Sunday I continued my series of sermons on Mark’s gospel. My approach to preaching Mark 1:21-3:35 (“For Who He Really Is“) was shaped significantly by Ched Myers’s analysis of this text in his tremendous commentary, Binding the Strong Man. These two introductory paragraphs to Myers’s reflections on this text seemed particularly poignant as I prepared.
From the moment he strides into a Capernaum synagogue, it becomes clear that Jesus’ kingdom project is incompatible with the local public authorities and the social order they represent. A “demon” immediately demands that Jesus justify his attack upon the authority of the scribal establishment; Jesus vanquishes this challenge and commences his ministry of healing. He brings wholeness and liberation to the poor, and receives hospitality from the socially outcast, with whom his solidarity lies. The risk of provoking official hostility does not deter Jesus from pressing his criticism of every social code that serves to institutionalize alienation. Then, to dramatize his opposition, Jesus publicly breaks the law. It is at that point that the authorities determine that he must be neutralized.

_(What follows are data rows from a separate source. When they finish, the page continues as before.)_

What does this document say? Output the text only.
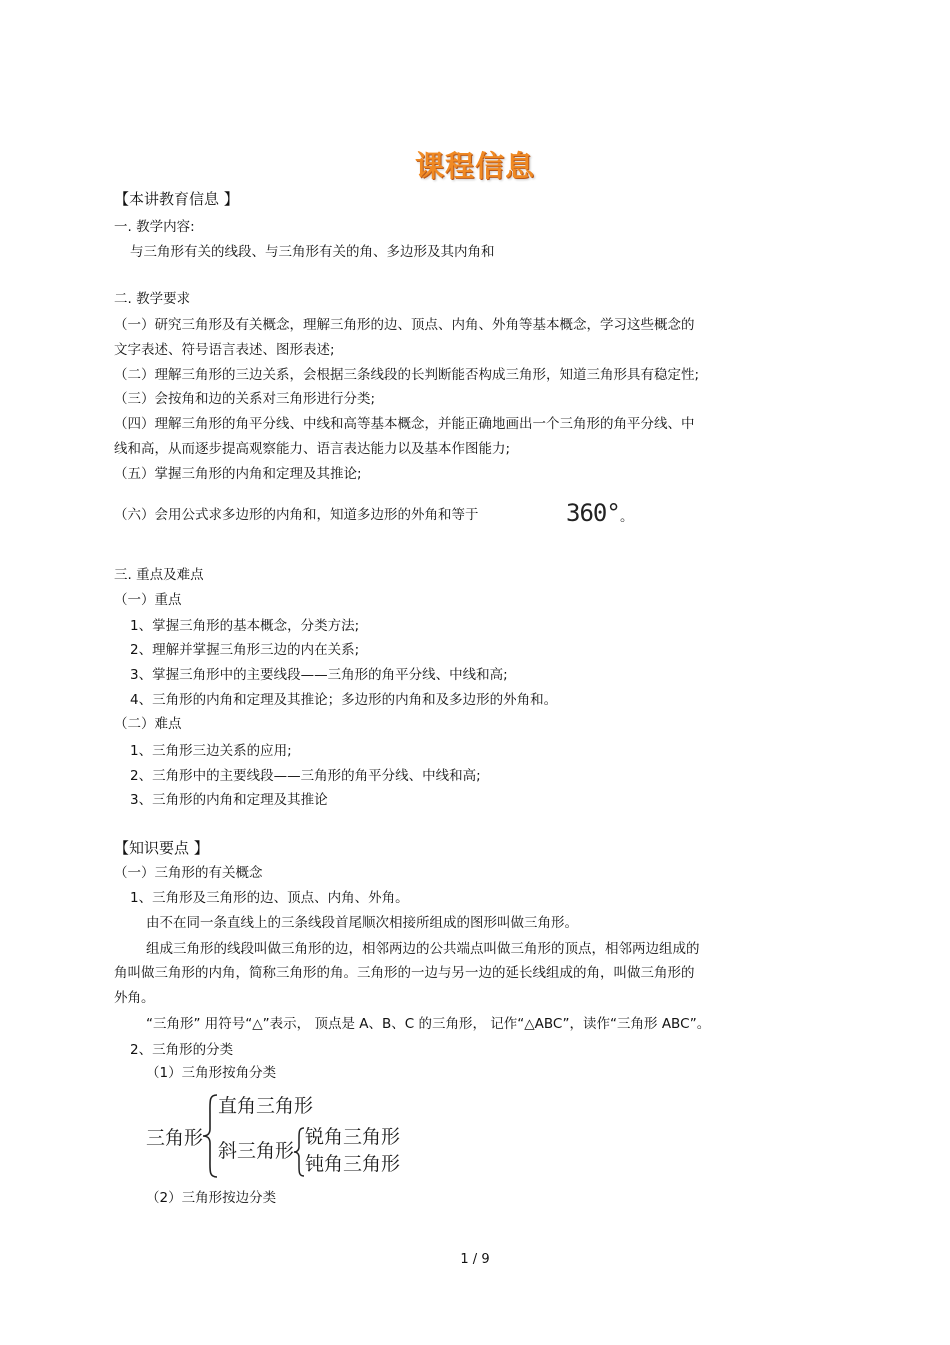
课程信息
【本讲教育信息 】
一. 教学内容:
与三角形有关的线段、与三角形有关的角、多边形及其内角和
二. 教学要求
（一）研究三角形及有关概念，理解三角形的边、顶点、内角、外角等基本概念，学习这些概念的
文字表述、符号语言表述、图形表述;
（二）理解三角形的三边关系，会根据三条线段的长判断能否构成三角形，知道三角形具有稳定性;
（三）会按角和边的关系对三角形进行分类;
（四）理解三角形的角平分线、中线和高等基本概念，并能正确地画出一个三角形的角平分线、中
线和高，从而逐步提高观察能力、语言表达能力以及基本作图能力;
（五）掌握三角形的内角和定理及其推论;
（六）会用公式求多边形的内角和，知道多边形的外角和等于	360° 。
三. 重点及难点
（一）重点
1、掌握三角形的基本概念，分类方法;
2、理解并掌握三角形三边的内在关系;
3、掌握三角形中的主要线段——三角形的角平分线、中线和高;
4、三角形的内角和定理及其推论；多边形的内角和及多边形的外角和。
（二）难点
1、三角形三边关系的应用;
2、三角形中的主要线段——三角形的角平分线、中线和高;
3、三角形的内角和定理及其推论
【知识要点 】
（一）三角形的有关概念
1、三角形及三角形的边、顶点、内角、外角。
由不在同一条直线上的三条线段首尾顺次相接所组成的图形叫做三角形。
组成三角形的线段叫做三角形的边，相邻两边的公共端点叫做三角形的顶点，相邻两边组成的
角叫做三角形的内角，简称三角形的角。三角形的一边与另一边的延长线组成的角，叫做三角形的
外角。
“三角形” 用符号“△”表示， 顶点是 A、B、C 的三角形， 记作“△ABC”，读作“三角形 ABC”。
2、三角形的分类
（1）三角形按角分类
三角形
直角三角形
斜三角形
锐角三角形
钝角三角形
（2）三角形按边分类
1 / 9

Jesus will withdraw to the sea, and there reflect upon his mission in parables, drawing upon the wisdom of those who work the land in a plea for discernment and patience. But before retreating, he makes his intentions clear in a climactic debate with government investigators. Jesus spins a parable so shocking that it not only polarizes the political climate, but provokes a rift with family and friends. He compares himself to a thief struggling to break into the house of a “strong man,” whom he intends to bind and whose captives he intends to liberate. And he claims that in this criminal venture, his accomplice is none other than the Holy Spirit! (137)
Like many people, I don’t often think of myself as possessing power. The truth, though, is that I do possess power. I only hope I’ll use that power faithfully, selflessly, so that I don’t find myself being bound by Jesus the thief.